Wow my dick is three inches bigger after reading this and my tits are swollen too! As you’ve probably guessed I’m a chick with a dick! Do you like hot Nordic shemales?

Comment by Mark Shovel on 2012-04-14 02:03:47 +0000

I can dig it!

Comment by Uncle Harry’s Last Freak Out on 2012-04-14 02:14:45 +0000

I thought nouveau realisme was an STD until I discoverd Stewart Home…

Comment by Right Said Fred on 2012-04-14 11:56:20 +0000

Right!

Comment by Howard Marks on 2012-04-15 08:21:28 +0000

Forget Spansih Fly and try Indian Hemp instead!

Comment by Matthew Salmon on 2012-04-15 08:46:43 +0000

No Mondo Sonoro, No Comment!

Comment by Herbie Mann on 2012-04-15 13:07:13 +0000

Memphis Underground rocks!

Comment by Eddie Harris on 2012-04-15 17:25:19 +0000

Did Herbie Mann just crawl out from under a rock?

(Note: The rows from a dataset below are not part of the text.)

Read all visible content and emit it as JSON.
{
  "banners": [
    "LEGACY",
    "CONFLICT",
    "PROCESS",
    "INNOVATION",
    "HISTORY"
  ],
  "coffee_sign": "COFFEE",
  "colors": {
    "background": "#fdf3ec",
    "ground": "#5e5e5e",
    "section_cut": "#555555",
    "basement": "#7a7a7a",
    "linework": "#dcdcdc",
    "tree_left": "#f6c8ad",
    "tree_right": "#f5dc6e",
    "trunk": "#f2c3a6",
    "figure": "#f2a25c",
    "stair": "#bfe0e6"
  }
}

Comment by Mister Dippy on 2012-04-15 19:20:11 +0000

I read pretty much the same post about 4 blogs ago! Check here: http://stewarthomesociety.org/blog/archives/4794

Comment by Marshall Sanderson on 2012-04-15 21:38:18 +0000

The long and the short of it is that in Memphis Underground literature gets pulped!

Comment by Greasy Joe on 2012-04-16 08:18:58 +0000

It’s the most heavily fried fiction I’d read since Down & Out In Shoreditch & Hoxton!

Comment by Amy Winehouse on 2012-04-16 12:01:07 +0000

Now that I’m dead I just can’t get enough of this blog – shame I never came across it when I was alive!